The hobby of building model rockets and shooting them up and away, hopefully to be recovered.
Most rockets I shot ranged from 3" long to 4' and had one or two engines. However professionals, entrepreneurs and rocket scientists (of all things) concoct awesome high-altitude contraptions with hopes of someday reaching orbit.
A simple rocket is a cardboard tube with a removable nose cone on one end and another end with fins on it. That's were the engine goes, a little cardboard cylinder full of solid propellent available in various sizes and types (ranging from small A's to big D's). Behind the pointy end is your recovery device, usually a parachute or streamer. Between the recovery device and engine is some recovery wadding, which thermally shields the recovery device and acts like a piston to push it out.

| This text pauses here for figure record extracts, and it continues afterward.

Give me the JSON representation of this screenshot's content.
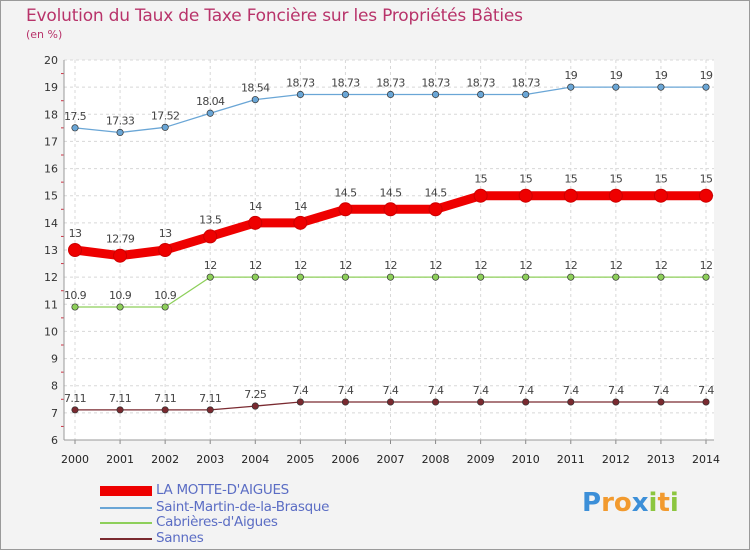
{
  "title": "Evolution du Taux de Taxe Foncière sur les Propriétés Bâties",
  "unit_label": "(en %)",
  "brand": {
    "letters": [
      "P",
      "r",
      "o",
      "x",
      "i",
      "t",
      "i"
    ],
    "colors": [
      "#3c8fd8",
      "#f29a2e",
      "#f29a2e",
      "#3c8fd8",
      "#8cc63f",
      "#f29a2e",
      "#8cc63f"
    ]
  },
  "chart_data": {
    "type": "line",
    "x": [
      "2000",
      "2001",
      "2002",
      "2003",
      "2004",
      "2005",
      "2006",
      "2007",
      "2008",
      "2009",
      "2010",
      "2011",
      "2012",
      "2013",
      "2014"
    ],
    "ylim": [
      6,
      20
    ],
    "yticks": [
      "6",
      "7",
      "8",
      "9",
      "10",
      "11",
      "12",
      "13",
      "14",
      "15",
      "16",
      "17",
      "18",
      "19",
      "20"
    ],
    "grid": true,
    "legend_position": "bottom-left",
    "series": [
      {
        "name": "LA MOTTE-D'AIGUES",
        "color": "#ee0000",
        "emphasis": true,
        "values": [
          13,
          12.79,
          13,
          13.5,
          14,
          14,
          14.5,
          14.5,
          14.5,
          15,
          15,
          15,
          15,
          15,
          15
        ],
        "labels": [
          "13",
          "12.79",
          "13",
          "13.5",
          "14",
          "14",
          "14.5",
          "14.5",
          "14.5",
          "15",
          "15",
          "15",
          "15",
          "15",
          "15"
        ]
      },
      {
        "name": "Saint-Martin-de-la-Brasque",
        "color": "#6aa6d6",
        "emphasis": false,
        "values": [
          17.5,
          17.33,
          17.52,
          18.04,
          18.54,
          18.73,
          18.73,
          18.73,
          18.73,
          18.73,
          18.73,
          19,
          19,
          19,
          19
        ],
        "labels": [
          "17.5",
          "17.33",
          "17.52",
          "18.04",
          "18.54",
          "18.73",
          "18.73",
          "18.73",
          "18.73",
          "18.73",
          "18.73",
          "19",
          "19",
          "19",
          "19"
        ]
      },
      {
        "name": "Cabrières-d'Aigues",
        "color": "#8dcf5a",
        "emphasis": false,
        "values": [
          10.9,
          10.9,
          10.9,
          12,
          12,
          12,
          12,
          12,
          12,
          12,
          12,
          12,
          12,
          12,
          12
        ],
        "labels": [
          "10.9",
          "10.9",
          "10.9",
          "12",
          "12",
          "12",
          "12",
          "12",
          "12",
          "12",
          "12",
          "12",
          "12",
          "12",
          "12"
        ]
      },
      {
        "name": "Sannes",
        "color": "#7a2a30",
        "emphasis": false,
        "values": [
          7.11,
          7.11,
          7.11,
          7.11,
          7.25,
          7.4,
          7.4,
          7.4,
          7.4,
          7.4,
          7.4,
          7.4,
          7.4,
          7.4,
          7.4
        ],
        "labels": [
          "7.11",
          "7.11",
          "7.11",
          "7.11",
          "7.25",
          "7.4",
          "7.4",
          "7.4",
          "7.4",
          "7.4",
          "7.4",
          "7.4",
          "7.4",
          "7.4",
          "7.4"
        ]
      }
    ]
  }
}
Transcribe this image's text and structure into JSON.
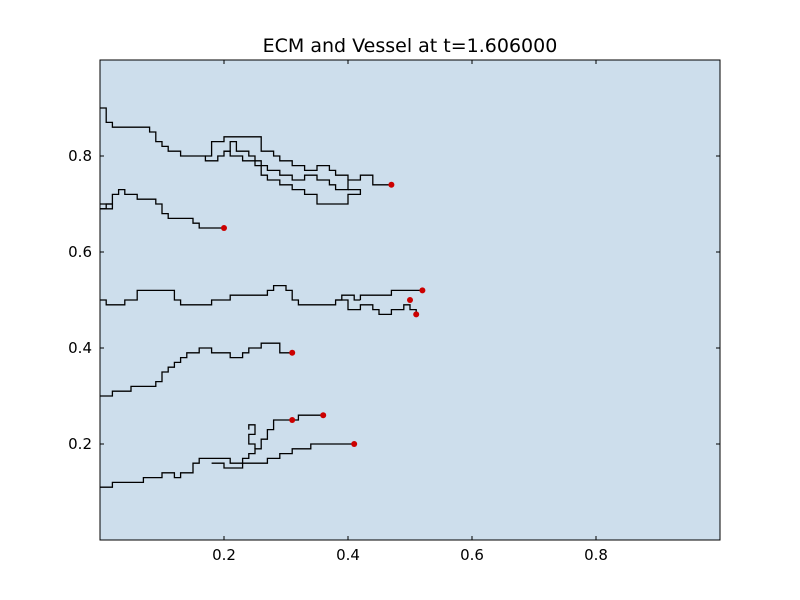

There are rockets that can haul payloads (a camera using 110 film, an egg, etc), have multiple stages, or resemble some type of aircraft.
The launch process is like this:
The launcher is merely a four foot long thin metal rod, which attaches to a blast deflector (a metal plate to keep the engine from starting grass fires), which then attaches to a short tripod.
There is a guide tube glued to the rocket, which paralells the rocket's body. You slide this down the launch rod, onto a metal blast deflector.
You shove an ignitor into the engine, then use your electric launcher to burn the ignitor (after walking away). Hopefully the engine catches light, and poof, it's off like a prom dress. The rocket reaches top altitude in few seconds. The engine will burn a bit of smoke within the body, which serves to activate the recovery device and help you see the damn thing in the sky. The smoke causes pressure in the body and off pops the nose and pushes out the parachute. After a few minutes it'll come down to earth (or much faster if you had a recovery problem).

One day it looked like rain was about to happen and my buddies and I decided to wrap things up in a hurry. We started launching rockets as quick as we could shove engines into them. Then I heard a thump behind me, and saw a smoking rocket's ass sticking out of the ground a foot behind me. Autopsy revealed in someone's haste a rocket went up without the wadding and melted the parachute. The nose cone didn't pop off, and upon apex the thing just pointed down and cruised right at me at some 130 miles per hour. It seemed like a laugh at the time but I bet that would've hurt. A lot.